Dreams are renewable. No matter what our age or condition, there are still untapped possibilities within us and new beauty waiting to be born.

-Dale Turner-

Rabu, 25 Januari 2012

Menyapa Dua Mata Cinta


Ayah dan ibu adalah dua mata cinta yang terlalu bening. Mereka menghimpun kebaikannya dalam diam. Mempermudah kata agar kita segera memahami maksud. Dalam banyak waktu, mereka menyembunyikan keletihannya agar kita bisa tertawa bersama. Berbagi kehangatan dalam cinta.

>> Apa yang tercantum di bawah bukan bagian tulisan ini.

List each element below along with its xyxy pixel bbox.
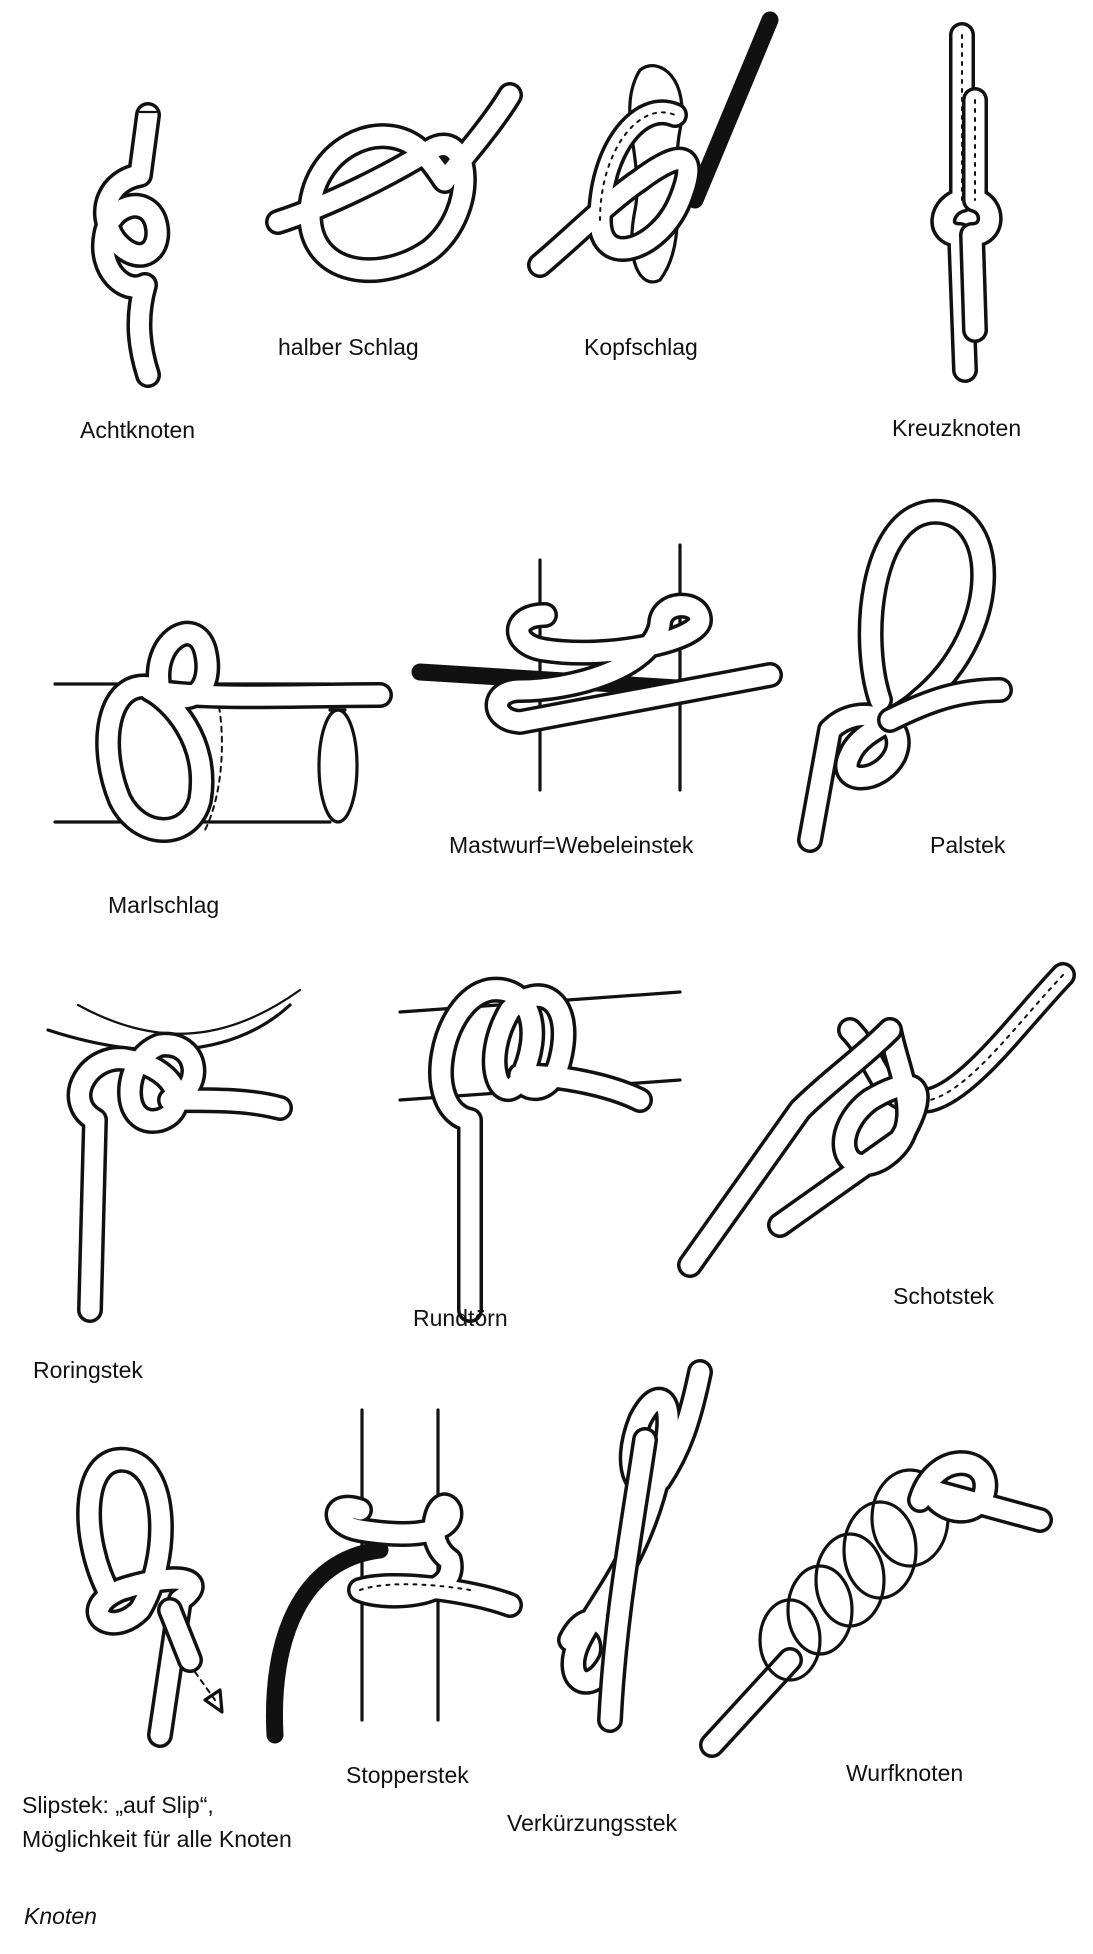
mastwurf-drawing <box>411 543 783 792</box>
label-verkuerzungsstek: Verkürzungsstek <box>507 1810 678 1836</box>
label-rundtoern: Rundtörn <box>413 1305 508 1331</box>
label-slipstek-line2: Möglichkeit für alle Knoten <box>22 1826 292 1852</box>
label-wurfknoten: Wurfknoten <box>846 1760 964 1786</box>
rundtoern-drawing <box>398 976 682 1323</box>
kreuzknoten-drawing <box>930 22 1003 383</box>
label-achtknoten: Achtknoten <box>80 417 196 443</box>
label-stopperstek: Stopperstek <box>346 1762 469 1788</box>
achtknoten-drawing <box>90 102 171 388</box>
label-kreuzknoten: Kreuzknoten <box>892 415 1022 441</box>
label-marlschlag: Marlschlag <box>108 892 220 918</box>
label-mastwurf: Mastwurf=Webeleinstek <box>449 832 694 858</box>
label-kopfschlag: Kopfschlag <box>584 334 698 360</box>
marlschlag-drawing <box>53 620 393 843</box>
label-palstek: Palstek <box>930 832 1006 858</box>
label-roringstek: Roringstek <box>33 1357 143 1383</box>
roringstek-drawing <box>46 988 302 1323</box>
label-schotstek: Schotstek <box>893 1283 994 1309</box>
label-slipstek-line1: Slipstek: „auf Slip“, <box>22 1792 214 1818</box>
label-halber-schlag: halber Schlag <box>278 334 419 360</box>
slipstek-drawing <box>76 1446 224 1748</box>
wurfknoten-drawing <box>699 1450 1053 1758</box>
kopfschlag-drawing <box>527 11 779 284</box>
halber-schlag-drawing <box>265 82 523 284</box>
figure-caption: Knoten <box>24 1903 97 1929</box>
verkuerzungsstek-drawing <box>557 1359 713 1733</box>
schotstek-drawing <box>677 962 1076 1278</box>
stopperstek-drawing <box>265 1408 523 1744</box>
palstek-drawing <box>797 498 1013 853</box>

Tapi entah mengapa? diri ini kerap alpa terhadap prilaku-prilaku sunyi itu. Kita lupa bahwa dalam keterjagaannya, malam-malam mereka menjadi begitu panjang. Karena dengan suara parau dan linangan air mata, ada bait-bait doa yang ia lantunkan untuk kita. Anak-anaknya. Dan dalam diamnya, kita juga jarang menduga bahwa di sana, pada hati yang sebening embun itu, mungkin saja ada cinta yang tak tersapa.

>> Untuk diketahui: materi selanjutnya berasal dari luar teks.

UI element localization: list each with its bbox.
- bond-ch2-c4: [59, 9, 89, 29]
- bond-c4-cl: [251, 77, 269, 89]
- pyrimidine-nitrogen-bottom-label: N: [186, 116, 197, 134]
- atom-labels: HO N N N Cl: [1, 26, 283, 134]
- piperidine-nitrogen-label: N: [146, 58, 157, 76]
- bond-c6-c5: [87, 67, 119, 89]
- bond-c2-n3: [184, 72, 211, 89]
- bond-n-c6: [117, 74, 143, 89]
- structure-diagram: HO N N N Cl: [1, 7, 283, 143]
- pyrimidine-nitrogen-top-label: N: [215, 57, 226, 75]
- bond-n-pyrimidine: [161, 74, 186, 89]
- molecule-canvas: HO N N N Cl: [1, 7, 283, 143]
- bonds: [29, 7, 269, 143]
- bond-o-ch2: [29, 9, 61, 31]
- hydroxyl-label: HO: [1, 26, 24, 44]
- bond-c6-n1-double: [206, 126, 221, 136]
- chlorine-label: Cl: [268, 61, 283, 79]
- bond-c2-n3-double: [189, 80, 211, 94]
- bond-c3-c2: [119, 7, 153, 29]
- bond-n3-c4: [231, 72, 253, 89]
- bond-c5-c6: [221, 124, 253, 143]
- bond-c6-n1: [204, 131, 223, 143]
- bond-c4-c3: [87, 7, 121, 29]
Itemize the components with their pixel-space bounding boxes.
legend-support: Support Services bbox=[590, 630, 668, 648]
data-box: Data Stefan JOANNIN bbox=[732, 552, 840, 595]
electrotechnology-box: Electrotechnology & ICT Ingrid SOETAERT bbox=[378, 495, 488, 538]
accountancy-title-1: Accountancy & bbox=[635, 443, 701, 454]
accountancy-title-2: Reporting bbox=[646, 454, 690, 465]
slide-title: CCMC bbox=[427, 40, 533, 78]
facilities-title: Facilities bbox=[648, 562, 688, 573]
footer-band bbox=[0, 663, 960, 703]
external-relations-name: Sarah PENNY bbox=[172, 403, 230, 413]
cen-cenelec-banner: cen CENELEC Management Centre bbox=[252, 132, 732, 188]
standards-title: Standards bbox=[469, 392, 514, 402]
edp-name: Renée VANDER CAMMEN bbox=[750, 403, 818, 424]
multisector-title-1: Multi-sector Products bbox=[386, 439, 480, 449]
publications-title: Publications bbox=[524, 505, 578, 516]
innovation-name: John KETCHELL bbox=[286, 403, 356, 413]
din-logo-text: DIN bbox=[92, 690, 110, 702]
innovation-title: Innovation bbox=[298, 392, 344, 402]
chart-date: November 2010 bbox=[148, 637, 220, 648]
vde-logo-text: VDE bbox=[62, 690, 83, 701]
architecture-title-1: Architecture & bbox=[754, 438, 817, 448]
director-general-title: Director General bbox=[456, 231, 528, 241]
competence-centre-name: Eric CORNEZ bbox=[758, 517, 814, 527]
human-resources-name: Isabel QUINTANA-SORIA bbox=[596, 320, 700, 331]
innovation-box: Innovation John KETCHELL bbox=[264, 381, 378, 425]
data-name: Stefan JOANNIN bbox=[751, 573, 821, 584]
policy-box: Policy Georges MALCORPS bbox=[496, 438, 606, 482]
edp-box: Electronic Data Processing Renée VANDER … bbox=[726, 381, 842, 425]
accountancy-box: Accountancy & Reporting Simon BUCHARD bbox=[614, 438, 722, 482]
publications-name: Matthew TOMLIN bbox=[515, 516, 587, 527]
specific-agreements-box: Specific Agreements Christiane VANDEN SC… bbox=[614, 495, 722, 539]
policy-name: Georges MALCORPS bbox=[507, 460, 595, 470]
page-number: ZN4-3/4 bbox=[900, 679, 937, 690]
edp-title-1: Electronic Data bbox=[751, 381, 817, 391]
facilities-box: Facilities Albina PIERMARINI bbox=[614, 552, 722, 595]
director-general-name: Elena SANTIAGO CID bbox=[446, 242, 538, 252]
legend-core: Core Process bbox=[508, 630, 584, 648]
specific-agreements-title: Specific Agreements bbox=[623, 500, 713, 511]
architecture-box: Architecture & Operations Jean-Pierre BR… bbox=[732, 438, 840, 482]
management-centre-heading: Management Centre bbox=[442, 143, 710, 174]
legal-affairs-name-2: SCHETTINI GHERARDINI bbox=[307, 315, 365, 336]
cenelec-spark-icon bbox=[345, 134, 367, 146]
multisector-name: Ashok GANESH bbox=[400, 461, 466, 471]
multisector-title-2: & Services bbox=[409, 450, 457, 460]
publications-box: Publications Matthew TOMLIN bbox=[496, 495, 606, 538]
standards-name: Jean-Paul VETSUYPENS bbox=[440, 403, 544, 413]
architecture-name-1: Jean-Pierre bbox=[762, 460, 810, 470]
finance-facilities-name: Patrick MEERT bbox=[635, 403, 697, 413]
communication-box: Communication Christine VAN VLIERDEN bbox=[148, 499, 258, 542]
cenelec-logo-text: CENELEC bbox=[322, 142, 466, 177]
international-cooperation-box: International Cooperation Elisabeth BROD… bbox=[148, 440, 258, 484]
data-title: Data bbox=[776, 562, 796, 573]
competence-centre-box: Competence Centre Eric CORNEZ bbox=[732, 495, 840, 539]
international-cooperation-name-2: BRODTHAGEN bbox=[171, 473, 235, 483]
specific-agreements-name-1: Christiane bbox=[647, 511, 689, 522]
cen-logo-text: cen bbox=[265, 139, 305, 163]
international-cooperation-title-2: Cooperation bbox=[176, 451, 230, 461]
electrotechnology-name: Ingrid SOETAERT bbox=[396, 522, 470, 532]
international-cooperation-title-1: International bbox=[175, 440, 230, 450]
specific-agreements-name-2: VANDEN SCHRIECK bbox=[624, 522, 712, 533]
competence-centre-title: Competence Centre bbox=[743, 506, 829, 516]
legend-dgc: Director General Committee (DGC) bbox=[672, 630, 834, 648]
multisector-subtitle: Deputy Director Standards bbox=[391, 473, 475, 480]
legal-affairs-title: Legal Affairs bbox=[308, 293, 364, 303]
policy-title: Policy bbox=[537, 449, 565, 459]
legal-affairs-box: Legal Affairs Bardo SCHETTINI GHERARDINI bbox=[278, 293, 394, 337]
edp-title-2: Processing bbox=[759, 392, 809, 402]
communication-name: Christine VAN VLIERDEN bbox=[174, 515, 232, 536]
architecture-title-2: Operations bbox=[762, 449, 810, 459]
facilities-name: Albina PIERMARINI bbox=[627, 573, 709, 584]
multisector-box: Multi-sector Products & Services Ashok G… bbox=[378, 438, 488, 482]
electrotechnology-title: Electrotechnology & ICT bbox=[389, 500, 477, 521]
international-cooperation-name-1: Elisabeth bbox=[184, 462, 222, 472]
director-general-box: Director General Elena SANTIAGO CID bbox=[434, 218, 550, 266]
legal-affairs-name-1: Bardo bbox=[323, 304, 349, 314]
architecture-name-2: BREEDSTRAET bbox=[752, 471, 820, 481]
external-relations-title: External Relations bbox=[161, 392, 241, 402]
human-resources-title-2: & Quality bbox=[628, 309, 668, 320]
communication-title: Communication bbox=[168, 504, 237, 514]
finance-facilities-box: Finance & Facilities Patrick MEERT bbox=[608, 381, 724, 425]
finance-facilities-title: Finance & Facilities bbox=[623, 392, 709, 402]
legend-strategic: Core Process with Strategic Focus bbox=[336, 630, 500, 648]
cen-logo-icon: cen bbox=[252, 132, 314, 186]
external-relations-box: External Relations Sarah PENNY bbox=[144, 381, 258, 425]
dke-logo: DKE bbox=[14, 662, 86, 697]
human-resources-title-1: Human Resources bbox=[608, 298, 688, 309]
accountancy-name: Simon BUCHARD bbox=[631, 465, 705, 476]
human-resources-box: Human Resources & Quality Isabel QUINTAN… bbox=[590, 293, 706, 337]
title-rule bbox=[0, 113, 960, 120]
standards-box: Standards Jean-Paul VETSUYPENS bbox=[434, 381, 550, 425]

Mereka memang tak pernah menuntut balas. Setiap letih yang mereka lakukan untuk kita adalah murni tentang ketulusan. Mereka mendefinisikan hidupnya dengan apa adanya. Menafsirkan cintanya dengan kerja-kerja nyata. Yang mereka punya sebenarnya juga tak banyak. Tapi, yang mereka berikan untuk kita sesungguhnya sudah lebih dari cukup.

Masih ingatkah, saat pertama kali kita pintar mengeja kata. Terbata-bata membaca huruf hijaiyah. Menyaksikan semua itu, wajah ayah dan ibu secerah purnama. Karena bagi mereka, setiap kemajuan diri kita adalah penawar dari segala letih yang tak terbayar itu. Semua harapan itu tersirat dari raut muka, tutur kata dan tentu saja dalam bait-bait doa yang tak pernah kita kenal.

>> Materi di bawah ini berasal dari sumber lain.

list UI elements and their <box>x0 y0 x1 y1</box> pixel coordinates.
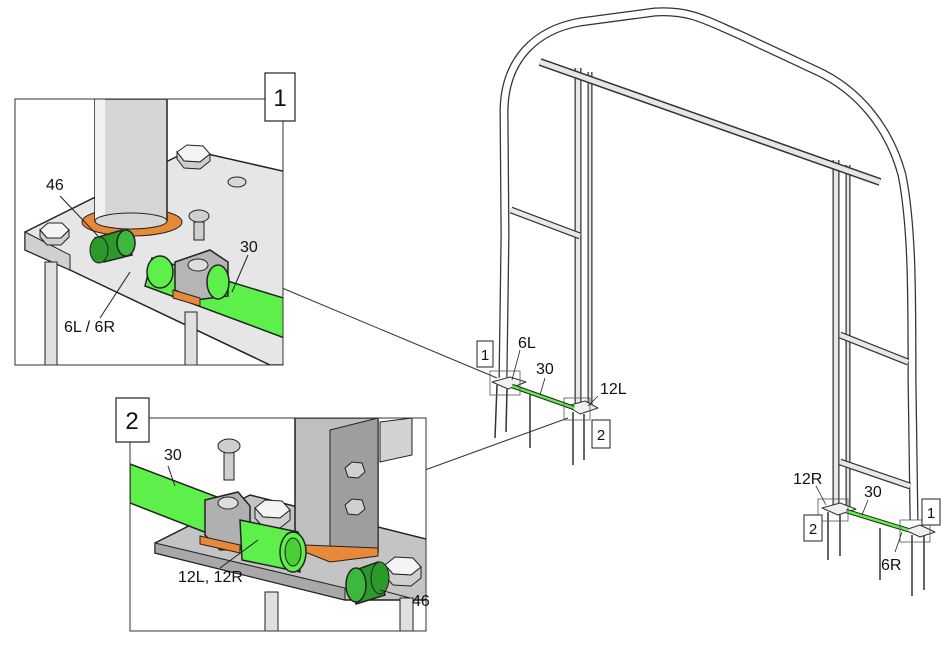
frame-box-2-right: 2 <box>809 521 817 538</box>
label-plate-6l-6r: 6L / 6R <box>64 319 115 336</box>
hex-nut <box>40 223 69 245</box>
frame-label-6r: 6R <box>881 557 901 574</box>
frame-part-labels: 6L 30 12L 12R 30 6R <box>512 335 902 574</box>
greenhouse-frame <box>492 12 935 596</box>
label-pipe-30: 30 <box>164 447 182 464</box>
right-ground-stakes <box>828 512 924 596</box>
frame-label-30-left: 30 <box>536 361 554 378</box>
frame-label-6l: 6L <box>518 335 536 352</box>
frame-label-12r: 12R <box>793 471 822 488</box>
arch-tube <box>503 12 914 520</box>
detail-1: 1 46 30 6L / 6R <box>15 73 300 372</box>
detail-2: 2 30 12L, 12R 46 <box>116 398 430 638</box>
leader-line-detail-2 <box>425 418 568 470</box>
label-pipe-30: 30 <box>240 239 258 256</box>
frame-label-30-right: 30 <box>864 484 882 501</box>
frame-label-12l: 12L <box>600 381 627 398</box>
detail-1-number: 1 <box>273 85 286 112</box>
hex-nut <box>177 145 210 169</box>
label-plate-12l-12r: 12L, 12R <box>178 569 243 586</box>
frame-box-2-left: 2 <box>597 427 605 444</box>
frame-box-1-right: 1 <box>927 505 935 522</box>
detail-2-number: 2 <box>125 408 138 435</box>
hex-nut <box>385 557 421 586</box>
right-base-plate-6r <box>905 525 935 537</box>
leader-line-detail-1 <box>282 288 497 378</box>
label-cap-46: 46 <box>46 177 64 194</box>
vertical-post <box>95 99 167 221</box>
label-cap-46: 46 <box>412 593 430 610</box>
frame-box-1-left: 1 <box>481 347 489 364</box>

Terhadap harapan-harapan sunyi itu, mereka memang tak memintanya secara nyata. Tapi, kita harus merencanakannya. Karena jangan sampai, karena ketidakmampuan diri ini mencerna isyarat batin mereka dengan baik. Memahami keinginannya yang sederhana. Dua mata cinta yang sebening embun itu, menjadi cinta yang tak tersapa.

Terhadap dua mata cinta itu, sudahkah kita menyapanya?